Everyone NEEDS an easy, no knead farmhouse bread recipe in their arsenal because it’s just that easy and you can’t beat the aroma of freshly baked bread in your house!
For years bread making has been my Everest. Always admired but never conquered. I am a pretty good baker and I make all kinds of baked goods, as you know if you follow me, but for some reason working with yeast has always scared me.
Such a shame, especially coming from a Russian family where bread is considered to be the essential part of any meal or, as the Russian proverb says, “Bread is the head of everything.”
I come from a long dynasty of bread makers. Every woman in my family has made her own bread…except for me.
By nature I am an overcomer; I can’t bare the fact that there is a skill I don’t possess. It seriously drives me crazy. For example, I can only drive a car with an automatic transmission. Just not cool. It’s on my to-do list.
I’ve had some practice of baking with yeast through pizza dough making, which is no different from bread so I figured it’s time to overcome my fear and get right down to it.
This loaf is actually my second one. That’s right, I baked two loaves of bread in two days! My first attempt was hugely successful, which gave me a lot of confidence. I used a different recipe, which produced a gorgeous loaf of bread in 2 hours from start to finish.
Unfortunately for you, it was eaten so quickly I wasn’t able to take any photos but I will be making it again soon. Stay tuned!
Who developed the recipe for no knead bread?

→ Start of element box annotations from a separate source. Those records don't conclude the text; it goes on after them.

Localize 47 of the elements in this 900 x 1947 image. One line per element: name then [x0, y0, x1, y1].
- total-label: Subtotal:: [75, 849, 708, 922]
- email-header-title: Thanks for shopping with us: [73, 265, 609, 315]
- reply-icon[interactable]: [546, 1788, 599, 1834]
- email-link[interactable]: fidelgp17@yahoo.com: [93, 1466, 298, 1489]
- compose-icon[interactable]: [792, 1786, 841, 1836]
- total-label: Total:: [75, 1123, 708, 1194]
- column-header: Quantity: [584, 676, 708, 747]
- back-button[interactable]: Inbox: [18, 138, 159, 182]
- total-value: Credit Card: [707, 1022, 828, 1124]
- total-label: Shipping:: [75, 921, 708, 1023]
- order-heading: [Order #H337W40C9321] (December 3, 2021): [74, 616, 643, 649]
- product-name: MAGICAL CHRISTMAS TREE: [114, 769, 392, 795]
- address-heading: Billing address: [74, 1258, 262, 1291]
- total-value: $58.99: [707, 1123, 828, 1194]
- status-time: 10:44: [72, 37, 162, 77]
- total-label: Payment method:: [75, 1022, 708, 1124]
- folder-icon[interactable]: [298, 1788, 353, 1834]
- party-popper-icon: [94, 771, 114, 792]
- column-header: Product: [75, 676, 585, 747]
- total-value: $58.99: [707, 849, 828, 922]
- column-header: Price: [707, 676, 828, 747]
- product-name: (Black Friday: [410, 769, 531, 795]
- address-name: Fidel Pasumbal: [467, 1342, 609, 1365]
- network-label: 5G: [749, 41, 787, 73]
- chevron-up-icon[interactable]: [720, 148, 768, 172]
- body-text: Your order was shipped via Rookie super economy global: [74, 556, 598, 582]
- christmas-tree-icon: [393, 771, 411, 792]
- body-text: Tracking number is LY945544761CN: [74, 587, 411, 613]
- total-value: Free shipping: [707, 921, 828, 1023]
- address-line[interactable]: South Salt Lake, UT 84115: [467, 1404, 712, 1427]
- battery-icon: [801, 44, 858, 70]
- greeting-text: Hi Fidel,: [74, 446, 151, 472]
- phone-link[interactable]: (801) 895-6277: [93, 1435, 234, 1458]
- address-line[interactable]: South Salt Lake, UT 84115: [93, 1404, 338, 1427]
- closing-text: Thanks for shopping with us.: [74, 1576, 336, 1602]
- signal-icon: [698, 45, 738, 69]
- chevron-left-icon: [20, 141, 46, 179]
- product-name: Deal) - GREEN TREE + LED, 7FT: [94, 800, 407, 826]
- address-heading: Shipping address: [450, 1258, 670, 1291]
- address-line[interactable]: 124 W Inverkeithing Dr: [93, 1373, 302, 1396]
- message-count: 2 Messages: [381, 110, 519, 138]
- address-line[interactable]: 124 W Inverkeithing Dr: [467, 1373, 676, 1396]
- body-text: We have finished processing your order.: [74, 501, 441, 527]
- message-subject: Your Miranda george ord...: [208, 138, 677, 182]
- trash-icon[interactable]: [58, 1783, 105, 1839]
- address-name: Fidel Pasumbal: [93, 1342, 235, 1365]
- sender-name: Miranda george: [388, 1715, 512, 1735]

The recipe for this miracle bread is no secret. It was revealed by The New York Times in 2006 and has been all over the blogosphere ever since and for a very good reason.
The author Jim Lahey claimed a 6 year old could make a European bakery style bread, a claim tested by many and agreed upon. I figured it would be a good recipe to start with. As you can see, it required so little effort I didn’t even have to roll up my sleeves!
How do you make no knead bread?
As the title suggests, this particular bread recipe requires no kneading, the integral part in successful bread making. Instead of kneading the bread dough, this recipe utilises a long, 12-hour fermentation time to develop gluten.
Not only does it achieve the same result as kneading, it also develops much better bread flavour. You will be quite surprised if you have a side by side taste test with a grocery store loaf. Your homemade bread will be miles ahead in terms of flavour and texture.
How is no knead bread different from regular bread?
The best part for me personally is the thick and chewy crust that is the hallmark of any good European loaf, something I grew up eating and missed intensely during my years in North America.
Truth be told, I wish I knew about this recipe when we were still living in Canada because buying a similar loaf was impossible. Now I am privileged enough to buy any kind of bread I wish but still it’s incredibly empowering to be able to bake my own!
This particular recipe reminded me of Pain de Campagne, a traditional French sourdough country bread which we buy most of the time.
You might ask what sets this recipe apart from every other recipe out there. The main difference is the method of baking.
It’s baked in a blazing hot oven inside a preheated dutch oven with a lid on which does 2 things – it creates moisture (and therefore a thick, chewy crust) and allows the bread to rise quickly.
Can you just take a look at that loaf?! How can you not fall in love immediately!
And that smell of a freshly baked loaf!
Originally published on 04/2014. Updated with more information and new photos.
If you like this bread, why not try more bread recipes
- 3 to 3 1/2 cups/400g to 450 g all-purpose or bread flour more for dusting (I used 3 1/2 cups)
- ¼ teaspoon instant yeast
- 1¼ teaspoons salt
- 1 1/2 cups/ 375ml warm water
- Flour for dusting
- Mix flour, yeast and salt in a large bowl.
- Add warm water to the ingredients and mix until a sticky dough forms.
- Cover with a towel and let it rise on the counter for 12 hours.
- Preheat the oven to 500F/260C with dutch oven inside.
- Turn your dough out on a floured surface, it will be flat, tuck all four sides in to form a ball and place it on a floured surface seam side down, sprinkle with more flour and cover with a towel. Don't be afraid to be generous with flour.
- Let it rise for 20 minutes.
- If you are short on time you can bake your bread after a 20 minute rise, and it will be a somewhat dense and hefty loaf yet still delicious. (Like mine in the pictures). Alternatively, you can let it rise for 2 more hours in order to produce a more airy loaf of bread.
- Cut slits in the top of the loaf with a sharp knife approximately 1-2cm deep to allow steam to escape and create a better shaped loaf.
- Take dutch oven out of the oven and carefully place your dough in it, cover with a lid and bake for 25 minutes.
- Take the lid off and bake for 10-15 minutes longer to get more colour into your crust.